Strage Bologna, Pdl denuncia Bolognesi: “Vilipendio dello Stato”

Pubblicato il 5 Agosto 2011 20:42 | Ultimo aggiornamento: 5 Agosto 2011 20:55

BOLOGNA, 5 AGO – Il parlamentare bolognese (e coordinatore cittadino) del Pdl Fabio Garagnani ha presentato un esposto alla Procura sulle parole pronunciate dal presidente dell’associazione delle vittime del 2 agosto Paolo Bolognesi, durante l’ultima commemorazione della strage alla stazione.

”Le sue gravi affermazioni non possono essere lasciate sotto silenzio, non tanto perche’ contenenti critiche di natura politica, quanto perche’ delegittimano in modo inconfutabile lo Stato e le istituzioni democratiche”, ha scritto Garagnani, secondo il quale si configurerebbe la violazione dell’articolo 290 del Codice Penale: ”Vilipendio della Repubblica, delle assemblee legislative o una di queste, ovvero il Governo o la Corte Costituzionale o l’Ordine Giudiziario.
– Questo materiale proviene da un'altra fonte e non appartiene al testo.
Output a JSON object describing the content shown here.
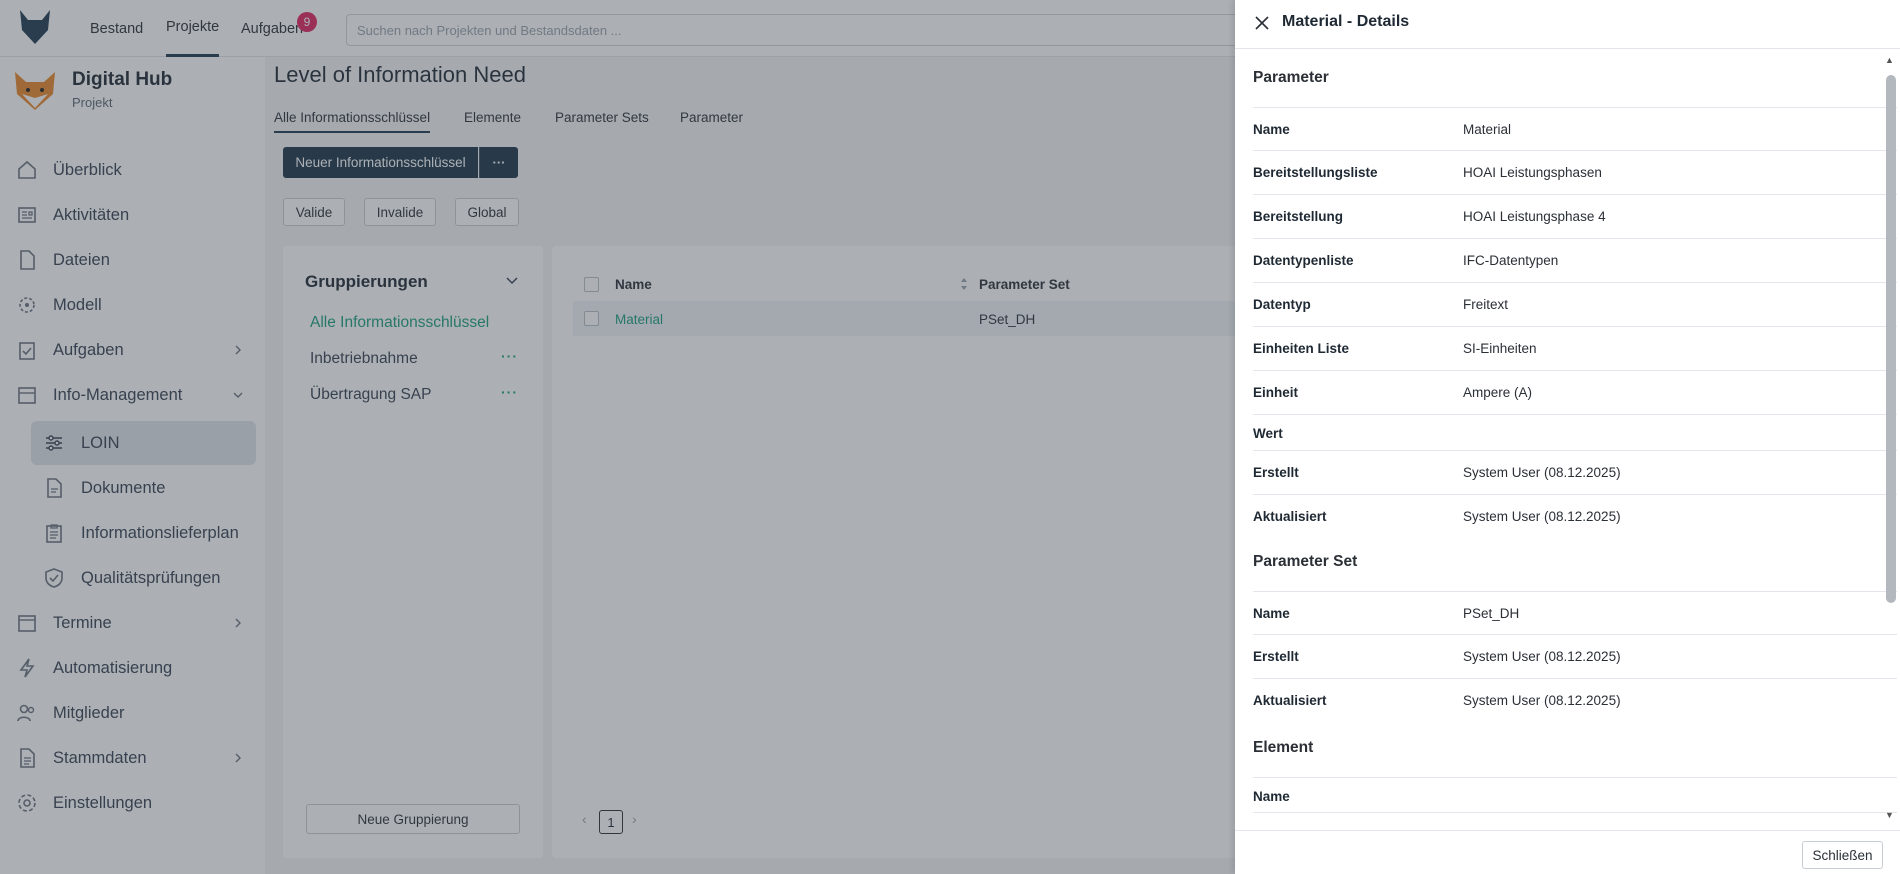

Secondo l’esponente Pdl, ”certe affermazioni non possono essere tollerate, pena il venir meno della credibilita’ delle istituzioni medesime”, così come ”non è in questione il diritto di critica a qualunque livello e da chiunque espresso, che io pure ho esercitato in varie occasione e che non nego a nessuno, bensì atteggiamenti potenzialmente eversivi dell’ordine democratico che mirano a delegittimare i principi fondamentali dello Stato e della democrazia rappresentativa”.

Per Garagnani, insomma, ”non si può infatti dire che sostanzialmente lo Stato è mandante o spettatore passivo di stragi”.

L’intervento di Bolognesi durante la commemorazione. Ricordando la strage Bolognesi aveva espresso parole dure contro il governo e contro il presidente del Consiglio Silvio Berlusconi.  ”Nei confronti dei parenti delle vittime -aveva esordito Bolognesi –  non solo della strage di Bologna, il governo ha avuto un comportamento inqualificabile: quest’anno come l’anno scorso non ha inviato alcun rappresentante istituzionale a Bologna. Lo stesso si e’ verificato a gennaio, nella ricorrenza dell’eccidio dei tre carabinieri al Pilastro per mano della banda della Uno bianca. La strategia sembra quella del silenzio, la volonta’ quella di far dimenticare”.